Marchesseau, Goulette et Bourgeois devant le FARMAN F-AJJB
Marchesseau, Goulette et Bourgeois
devant le FARMAN "F-AJJB"
Héros de la guerre de 14-18, passionné par l'aéronautique l'ingénieur Goulette est le premier à poser, le 26 novembre 1929, un appareil sur l'Ile de La Réunion. Il bat avec des équipages divers, plusieurs records de traversée France-Madagascar.
Il meurt le 25 mai 1932 en mission de sauvetage des naufragés du paquebot "Georges Philippar"

Lefèvre

Jean Assollant entouré de Armand Lotti et René Lefèvre
Jean Assollant entouré de Armand Lotti et René Lefèvre
Co-pilote de l'Oiseau Canari , sa carrière se confond longtemps avec celle de son ami Jean Assollant. Du 1er au 14 décembre 1931 il réussit en solitaire le vol Cannes-Tananarive, soit 12.550km en 11 jours et demi à la moyenne de 120km/h. Il assure la première liaison aérienne Tana-Morondava en 3h.
Il ouvre avec Assollant la première ligne hebdomadaire Tananarive-Broken Hill (Zambie).
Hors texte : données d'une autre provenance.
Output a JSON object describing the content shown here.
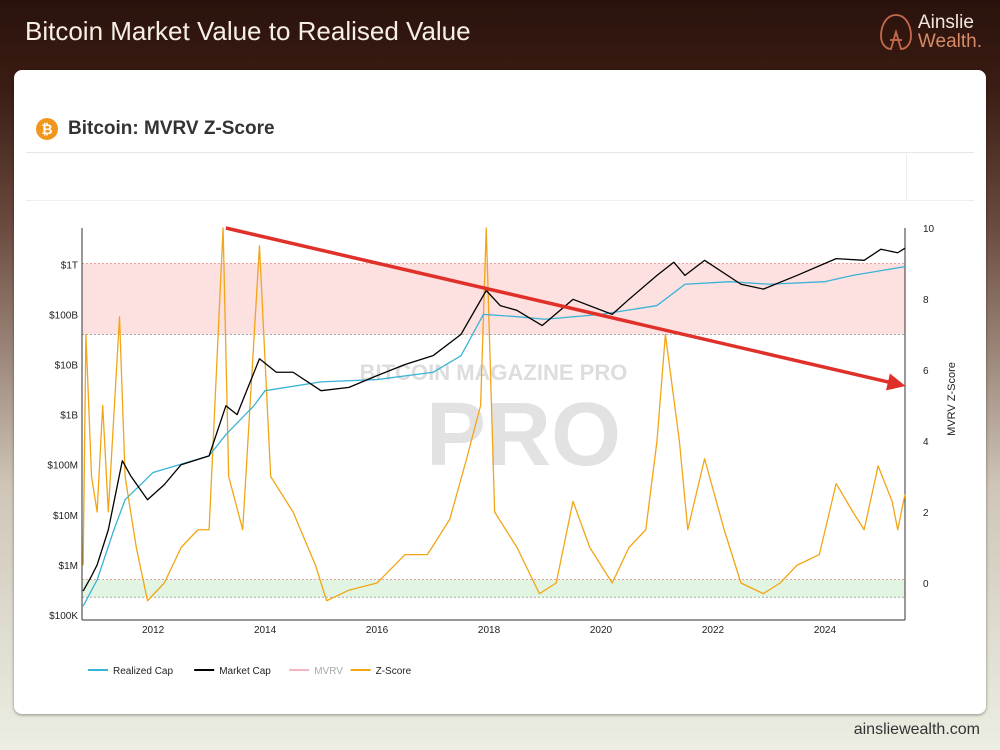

Directeur de la Navigation aérienne de Madagascar en 1934, il est nommé sous-directeur d'Air Afrique en 1936.

Et puis les autres, Maryse Hisz, la jeune aviatrice, Percy Mayer ; Devost ...et tous les autres que nous n'avons pas la place de citer et dont beaucoup mourront tragiquement.

 

Commentaires   

# Franck ROUMY 27-10-2012 18:31
Bonjour
Je viens de lire votre blog. Très bien documenté mis à part quelques erreurs de dates.